The result of miComplete is a table with the quality assessment of the refined bins as shown in the image:
outmash/ > Full Mash dist comparison for each bin produced, against the input database. Remember that these databases contain a set of genomes curated as Mash representations or sketches. This indicates that bin1 is compared against the ~17,000 records in the database (that's extremely fast with Mash), and the result is a table with 5 columns representing the following:
Query_genome | Match_in_database | Genomic_Distance | p_value | Shared_Hashes |
---|---|---|---|---|
Bin1.fna | GCA_Reference.fna | 0.0327655 | 0 | 471/1000 |
The genomic distance in the third column refers to the Mash distance, also defined as mutational distance. You will find more information on the interpretation of these tables in: https://doi.org/10.1186/s13059-016-0997-x. A practical interpretation of this comparison suggests that if two genomic contexts share < 0.05 distance, they are likely to be genomically coherents, and that has implications for the prokaryotic species concept. This also means that those contexts with smaller genomic distances will potentially be the closest phylogenetic neighbors to your query; very useful if you want to explore the phylogenetic hypothesis.
Other subdirectories contain the log files of each task
Contain the ten closest hits from the Mash paired comparison for each genome. This simplifies the interpretation of the results by limiting the Mash comparison to the ten closest neighbors to the query, which can be useful in phylogenetics and taxonomy. The user can take this list as the basis for a finer comparison by estimating the Overall genome relatedness index (OGRI) like ANI...
As you can see, they are conveniently sorted from smallest to largest, so that it is easy to establish or rule out probable genomic coherence; and use the elements of the reference in subsequent more refined analyzes.

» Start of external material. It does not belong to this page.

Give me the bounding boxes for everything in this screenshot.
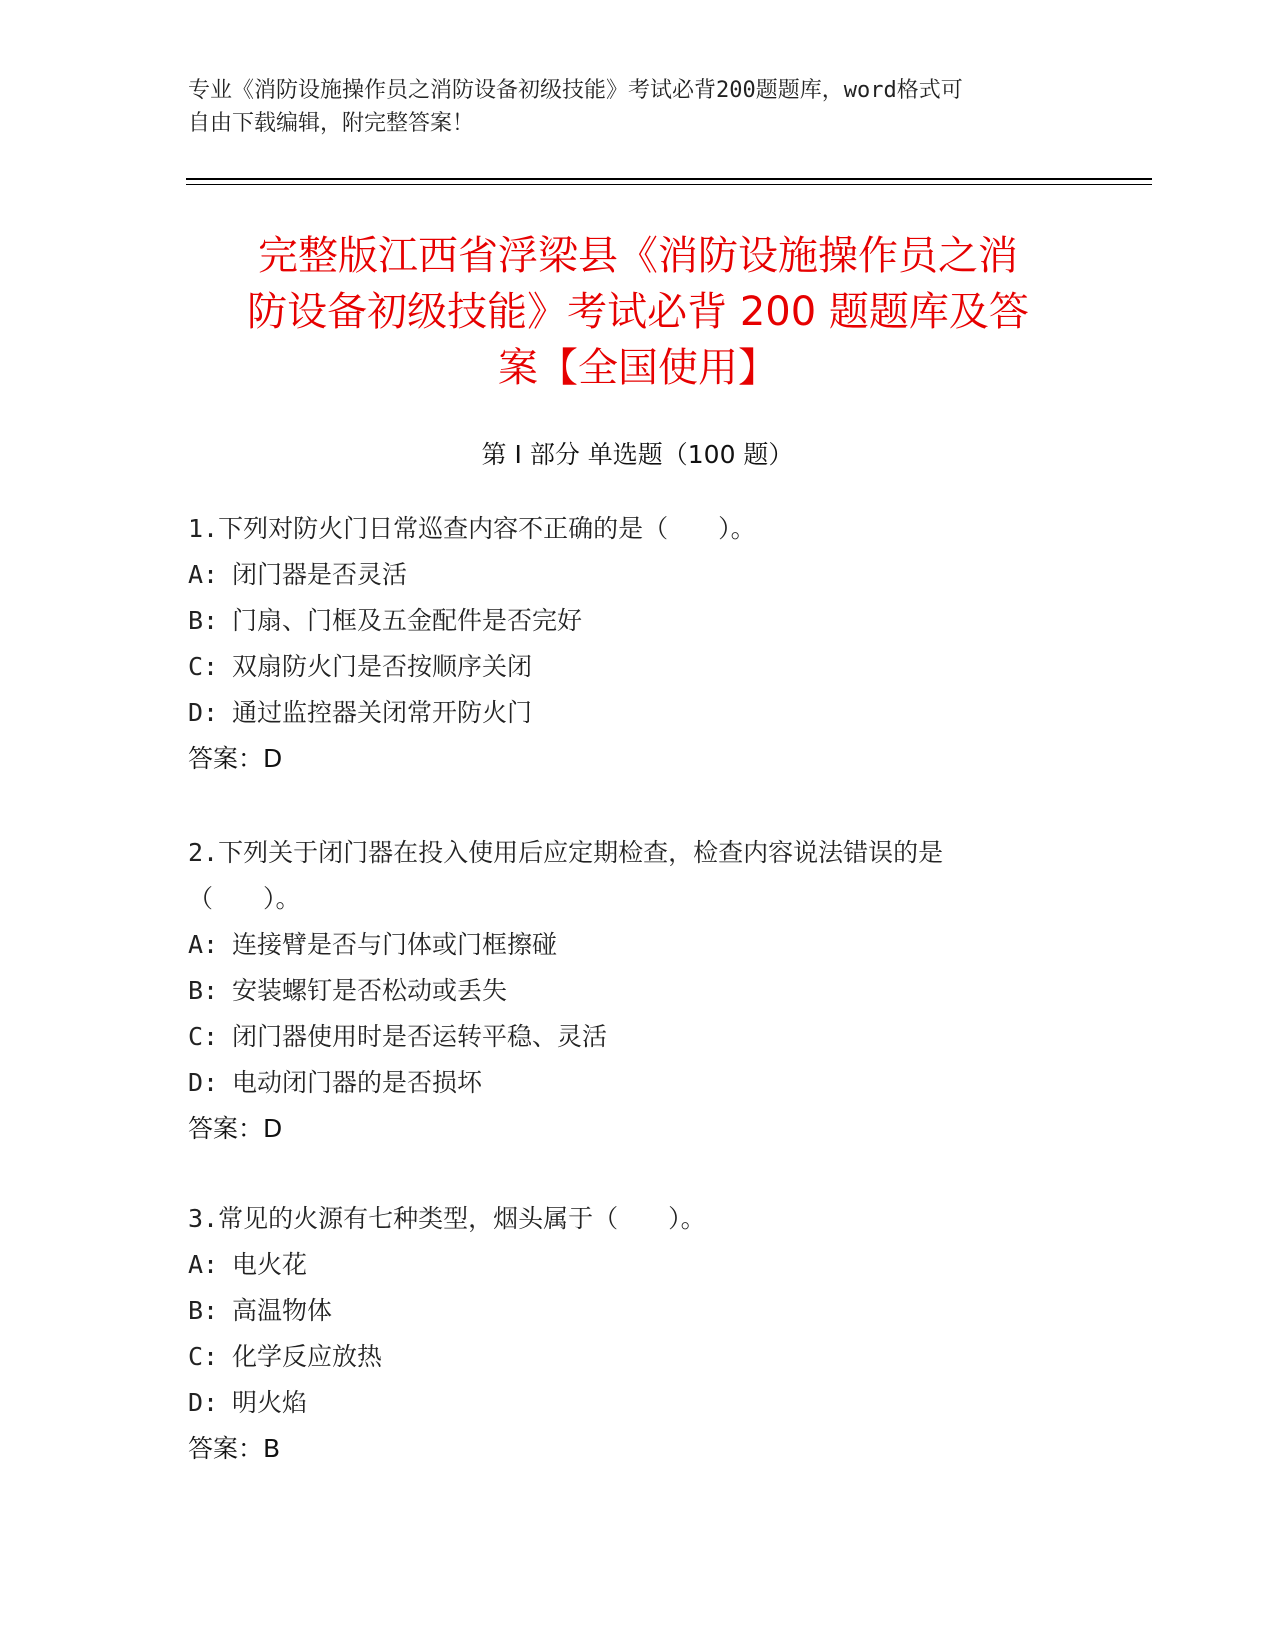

For example, in the previous image the bin feces_assembly_1.fasta shares a genomic distance of ~0.075 with the assembly GCF_003287895.1, that belongs to the species Blautia argi (firmicutes); and ~0.095 with the assembly GCF_002222595.2 that belongs to the species Blautia hansenii . Other hits in this comparison also match elements of the Blautia genus. It is not difficult to hypothesize that the bin feces_assembly_1.fasta is related with the clade Blautia (probably at the genus level, although nothing can be said about the species yet). So, presumably feces_assembly_1.fasta can be clasified as Blautia sp.
Potential tests could be the estimation of the Average Nucleotide Identity against these close hits and reconstructing a phylogenomic tree in order to place the query in a finer taxonomic context.